Bolton is known for many things, but being a team player is not one of them. Just ask any former Bush 43 official (outside of Dick Cheney’s office).  His tenure in Colin Powell’s State Department was so turbulent that Powell quietly worked against his promotion to UN ambassador. Bolton tangled with the intelligence community, pushing claims on Iraq’s alleged WMD and trying to end the careers of junior officials who disagreed with him. Once in New York, he regularly butted heads with Condoleezza Rice and her team, especially on issues like Iran and North Korea. Hence Bush 43’s back-of-the-hand dismissal of Bolton lacking credibility.

The interagency process is not going to get any better. To the extent there has been such a process in this administration, it has been rife with dysfunction, but it’s about to get more so. This will be a huge challenge for Defense Secretary Jim Mattis and the Pentagon. The harmony in civil-military relations is about to end. 

Up to now the Pentagon has been the dominant force in the Trump administration, squashing bad ideas, reassuring allies, and generally projecting stability and continuity in the midst of Trump’s chaos. Mattis kept things civil with Lt. Gen. H.R. McMaster, but the former 4-star general didn’t have much time for the 3-star who evidently didn’t have much juice with the president. 

With Bolton Mattis will be facing something entirely different: an experienced bureaucratic knife-fighter who plays dirty and has a lot of ideas about how the military should be used. Bolton won’t show the Pentagon the same deference it has enjoyed for the past 14 months, so expect a lot of requests from him for military options on all matter of things. 

Moreover, while Bolton has a lot of Washington bureaucratic experience, he’s never had a job where he has dealt much with military or intelligence operations, and he speaks glibly about the use of force. That won’t go over well in the Pentagon. There will be a lot of pushback, and we’ll be hearing about how he is not in the chain of command. So this will be a true test of Trump’s instinct to defer to military leaders versus Bolton’s desire to push them to do things they don’t want to do.  

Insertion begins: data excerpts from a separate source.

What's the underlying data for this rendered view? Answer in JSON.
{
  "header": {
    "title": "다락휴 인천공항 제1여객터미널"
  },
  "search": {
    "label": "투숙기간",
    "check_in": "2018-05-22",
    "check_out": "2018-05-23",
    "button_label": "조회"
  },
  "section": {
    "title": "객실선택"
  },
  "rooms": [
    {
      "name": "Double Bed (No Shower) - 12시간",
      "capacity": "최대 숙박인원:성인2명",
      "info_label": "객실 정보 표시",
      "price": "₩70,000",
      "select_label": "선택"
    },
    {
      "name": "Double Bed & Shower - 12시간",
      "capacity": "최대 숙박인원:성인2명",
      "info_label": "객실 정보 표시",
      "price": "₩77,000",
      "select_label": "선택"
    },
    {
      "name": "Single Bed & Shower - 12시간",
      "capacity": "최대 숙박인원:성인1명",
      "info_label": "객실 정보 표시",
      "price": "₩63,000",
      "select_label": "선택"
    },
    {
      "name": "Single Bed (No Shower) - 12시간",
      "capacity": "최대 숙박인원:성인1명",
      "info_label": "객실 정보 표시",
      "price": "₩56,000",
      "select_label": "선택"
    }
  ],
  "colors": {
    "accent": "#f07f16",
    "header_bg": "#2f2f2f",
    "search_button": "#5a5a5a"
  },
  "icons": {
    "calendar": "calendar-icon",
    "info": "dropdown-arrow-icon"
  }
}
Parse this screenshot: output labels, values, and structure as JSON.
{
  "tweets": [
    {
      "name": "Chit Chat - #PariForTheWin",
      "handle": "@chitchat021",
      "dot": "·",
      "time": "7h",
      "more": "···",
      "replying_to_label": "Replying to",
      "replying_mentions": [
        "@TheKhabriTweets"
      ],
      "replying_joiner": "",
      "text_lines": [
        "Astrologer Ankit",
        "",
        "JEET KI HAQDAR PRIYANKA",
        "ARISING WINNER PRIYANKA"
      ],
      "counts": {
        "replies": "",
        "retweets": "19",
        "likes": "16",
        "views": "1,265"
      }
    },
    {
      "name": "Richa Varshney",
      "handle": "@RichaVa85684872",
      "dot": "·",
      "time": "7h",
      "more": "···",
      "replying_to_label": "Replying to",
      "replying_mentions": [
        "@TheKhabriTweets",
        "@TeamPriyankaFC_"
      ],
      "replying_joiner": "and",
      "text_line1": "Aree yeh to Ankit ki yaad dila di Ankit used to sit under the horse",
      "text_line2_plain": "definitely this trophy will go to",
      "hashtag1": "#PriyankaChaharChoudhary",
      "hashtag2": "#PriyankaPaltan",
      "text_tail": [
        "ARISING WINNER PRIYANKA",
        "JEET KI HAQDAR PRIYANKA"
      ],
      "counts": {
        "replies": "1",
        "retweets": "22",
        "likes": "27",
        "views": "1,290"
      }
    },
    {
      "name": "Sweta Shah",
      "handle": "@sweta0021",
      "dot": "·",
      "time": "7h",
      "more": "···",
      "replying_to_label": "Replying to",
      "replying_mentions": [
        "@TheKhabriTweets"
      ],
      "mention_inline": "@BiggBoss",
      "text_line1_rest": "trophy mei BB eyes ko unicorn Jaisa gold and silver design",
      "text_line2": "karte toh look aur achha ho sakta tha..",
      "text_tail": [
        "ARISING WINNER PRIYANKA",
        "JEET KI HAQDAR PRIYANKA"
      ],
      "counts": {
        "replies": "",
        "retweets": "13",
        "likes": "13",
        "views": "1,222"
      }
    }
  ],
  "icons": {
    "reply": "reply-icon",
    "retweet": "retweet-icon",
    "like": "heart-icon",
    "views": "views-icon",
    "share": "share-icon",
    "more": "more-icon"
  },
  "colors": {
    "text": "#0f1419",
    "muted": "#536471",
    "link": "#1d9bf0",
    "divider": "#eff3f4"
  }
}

Which leads to another danger with Bolton – it’s not clear that he and Trump actually agree on policy, especially when it comes to using force. Sure, Trump likes the Fox News character Bolton who talks a big game and sticks it to foreigners and weak-kneed experts.  But Trump sounds like Sen. Bernie Sanders, I-Vt., when he talks about the Iraq War that Bolton championed and has never repented for, and Trump has shown no appetite to ratchet up against Iran in Syria. Trump can’t say anything bad about Putin and Russia, while Bolton is a hard-liner. This is a recipe for even more stray voltage and policy confusion.

My guess is that the Trump-Bolton relationship, like pretty much all of Trump’s relationships save for the flunkies and the dudes in the club grill room, will sour. If Trump thought McMaster was long-winded and pedantic, wait until he spends some time with a guy who likes to name-drop Edmund Burke. And Bolton will get a load of bad press, which Trump might enjoy for awhile because it stirs things up, but will quickly grow tired, especially when he’s flagged for pushing unpopular policies – like unnecessary war.

For reasons of both process and policy, Bolton’s tenure in the White House will not turn out any better than that of his two predecessors – for him, or for the country. In fact, it will almost certainly end up worse.